Fraudulent Chargebacks

For companies such as Marriott, the concerns this raises for its customers and ability to keep its data safe may only be the start of the harm they could be subjected to.

According to Chargeback Gurus CEO Srii Srinivasan, the cost of a data breach can continue on for months as frausters and unscrupulous customers can take advantage of Marriott’s weakened position and victimize them with fraudulent chargebacks.

“We have seen when there are data breaches of this kind, fraudulent payment chargebacks spike by up to 5 percent,” Srinivasan said. “This could tack on, in the case of a company like Marriott, many millions of dollars to the cost of recovering from the hack. While dealing with a data breach, companies and their banks will often side with the customers and write off the chargeback claims as a cost of doing business, but this is an unnecessary loss they may be accepting.”

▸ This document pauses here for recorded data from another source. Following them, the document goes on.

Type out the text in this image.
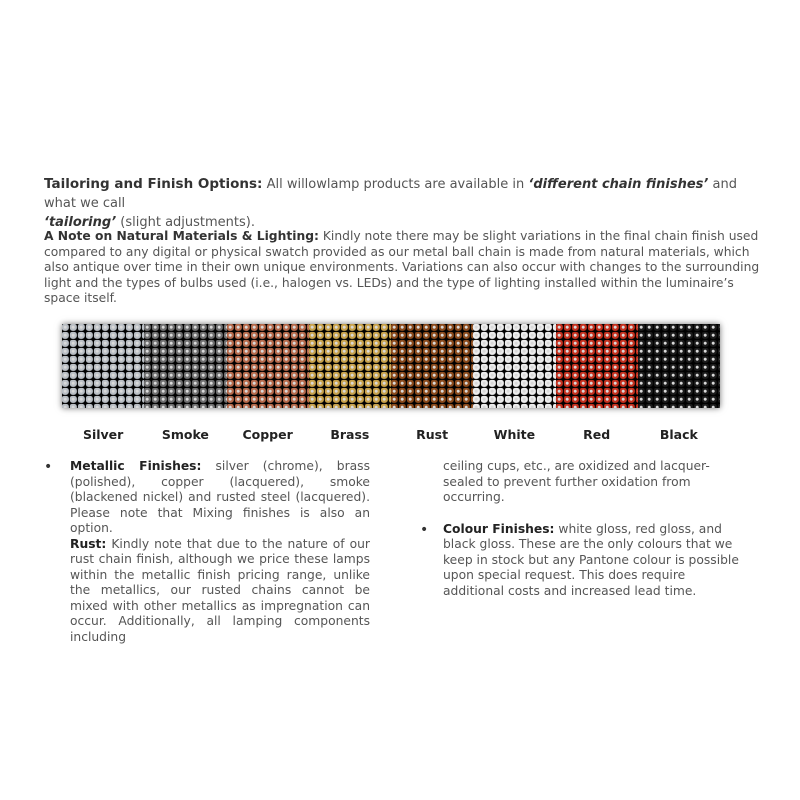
Tailoring and Finish Options: All willowlamp products are available in ‘different chain finishes’ and what we call
‘tailoring’ (slight adjustments).
A Note on Natural Materials & Lighting: Kindly note there may be slight variations in the final chain finish used compared to any digital or physical swatch provided as our metal ball chain is made from natural materials, which also antique over time in their own unique environments. Variations can also occur with changes to the surrounding light and the types of bulbs used (i.e., halogen vs. LEDs) and the type of lighting installed within the luminaire’s space itself.
Silver	Smoke	Copper	Brass	Rust	White	Red	Black
• Metallic Finishes: silver (chrome), brass (polished), copper (lacquered), smoke (blackened nickel) and rusted steel (lacquered). Please note that Mixing finishes is also an option.
Rust: Kindly note that due to the nature of our rust chain finish, although we price these lamps within the metallic finish pricing range, unlike the metallics, our rusted chains cannot be mixed with other metallics as impregnation can occur. Additionally, all lamping components including
ceiling cups, etc., are oxidized and lacquer-sealed to prevent further oxidation from occurring.
• Colour Finishes: white gloss, red gloss, and black gloss. These are the only colours that we keep in stock but any Pantone colour is possible upon special request. This does require additional costs and increased lead time.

Companies dealing with a data breach should also prepare themselves for a wave of chargebacks that can be mitigated. Srinivasan said that for large businesses like Marriott, this can be an opportunity to better understand their customer experience, tracking each chargeback to determine if it was due to a hack, a fraudulent claim or attributed to a quality of service issue.

“Every chargeback tells a story and it is best to apply industry-standard analytics to determine where chargebacks are originating from and how a company, big or small, can gain insights into their customer’s experience,” Srinivasan said.